Tuesday, October 05, 2010

Technology and reproduction, now and in the future

This year's Nobel Prize in Physiology or Medicine went to Robert G. Edwards, the British scientist who developed the technology of in-vitro fertilization

Today nearly four million people have been born thanks to in vitro fertilization, which occurs when sperm is injected into an egg cell outside the body and the resulting embryo is implanted back into the womb. (Watch a video of how in vitro fertilization works.)

Edwards first envisioned IVF during the 1950s and went on to develop and hone the technique in the 1960s and '70s.

He achieved his first success on July 25, 1978, when Louise Edwards, the world's first "test-tube baby" was born in the United Kingdom. Louise is unrelated to the scientist.

"This is a wonderful achievement and a great testimony to Edwards's pioneering work in reproductive science," said Richard Kennedy, a fertility expert at University Hospital in Coventry, U.K., and secretary general of the International Federation of Fertility Societies.

"The development of IVF has enabled many millions of couples to have a child who might not otherwise have been able to," he said in a telephone interview.

[. . .]

More than 10 percent of couples worldwide are infertile. In the past medical help was limited, but today IVF therapy results in successful births for roughly one in five of every fertilized egg implanted.
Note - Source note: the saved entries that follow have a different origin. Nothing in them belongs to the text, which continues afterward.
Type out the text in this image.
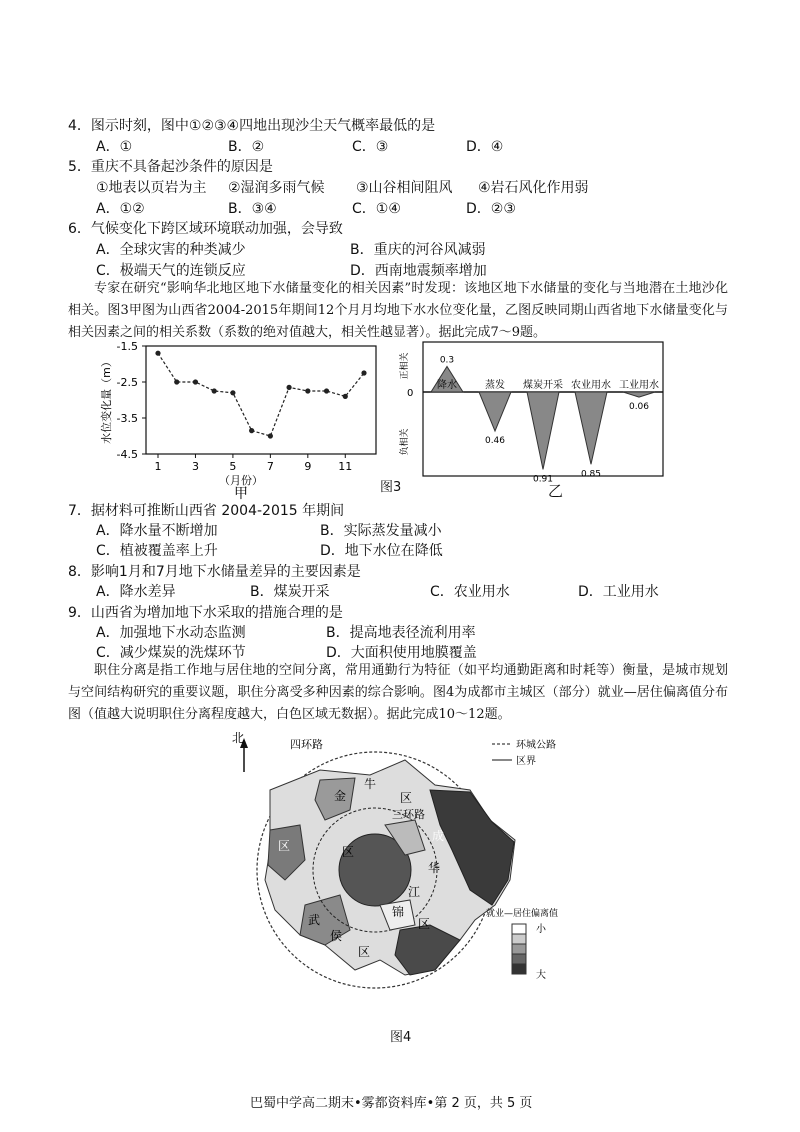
4．图示时刻，图中①②③④四地出现沙尘天气概率最低的是
A．①	B．②	C．③	D．④
5．重庆不具备起沙条件的原因是
①地表以页岩为主 ②湿润多雨气候 ③山谷相间阻风 ④岩石风化作用弱
A．①②	B．③④	C．①④	D．②③
6．气候变化下跨区域环境联动加强，会导致
A．全球灾害的种类减少	B．重庆的河谷风减弱
C．极端天气的连锁反应	D．西南地震频率增加
专家在研究“影响华北地区地下水储量变化的相关因素”时发现：该地区地下水储量的变化与当地潜在土地沙化相关。图3甲图为山西省2004-2015年期间12个月月均地下水水位变化量，乙图反映同期山西省地下水储量变化与相关因素之间的相关系数（系数的绝对值越大，相关性越显著）。据此完成7～9题。
-1.5
-2.5
-3.5
-4.5
1	3	5	7	9 11
水位变化量（m）
（月份）
甲	图3
0
正相关
负相关
0.3
降水
0.46
蒸发
0.91
煤炭开采
0.85
农业用水
0.06
工业用水
乙
7．据材料可推断山西省 2004-2015 年期间
A．降水量不断增加	B．实际蒸发量减小
C．植被覆盖率上升	D．地下水位在降低
8．影响1月和7月地下水储量差异的主要因素是
A．降水差异	B．煤炭开采	C．农业用水	D．工业用水
9．山西省为增加地下水采取的措施合理的是
A．加强地下水动态监测	B．提高地表径流利用率
C．减少煤炭的洗煤环节	D．大面积使用地膜覆盖
职住分离是指工作地与居住地的空间分离，常用通勤行为特征（如平均通勤距离和时耗等）衡量，是城市规划与空间结构研究的重要议题，职住分离受多种因素的综合影响。图4为成都市主城区（部分）就业—居住偏离值分布图（值越大说明职住分离程度越大，白色区域无数据）。据此完成10～12题。
北	四环路
三环路
金
牛
区
成
华
区
锦
江
区
武
侯
区
区
环城公路
区界
就业—居住偏离值
小
大
图4
巴蜀中学高二期末•雾都资料库•第 2 页，共 5 页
The odds for a healthy couple conceiving naturally are about the same.


Reproductive medicine allows for the possibility of very significant changes on patterns of childbearing. Given the increasing tendency of people to postpone childbearing to later and later ages, for economic and other reasons, demand for the technology based on that factor alone (in societies well advanced in the demographic transition) is set to grow. Québec, for instance, has opted to pay for the first three rounds of IVF treatment. One clinic in Toronto--almost certainly not alone in the world--is promoting the idea that women who anticipate postponing parenthood until later in life should take care to have some of the ovas collected and frozen, for later fertilization and implementation. Other, more outré examples, from now and in the foreseeable future, can probably be imagined by my readers.

Anna Smajdor's article "State-funded IVF will make us rich… or will it?" makes the good point that expecting IVF to rejuvenate economies by producing more potential workers--justifying state expenditure on IVF--is, at best, a profoundly problematic idea, one that doesn't take into consideration the various economic, emotional, health, and other costs of reproductive technology. IVF, and other like treatments, developed in order to meet the needs of couples who wanted to have children at a time of their choosing. The effects of these many individual desires on demographic processes in the long run are doubtless many, but one prediction I do feel safe in making is that the timespan of a human generation will become significantly longer: between the existing postponement of births and the ability to facilitate births later in life, age-specific fertility in older cohorts can be expected to rise significantly at the expense of the younger ones.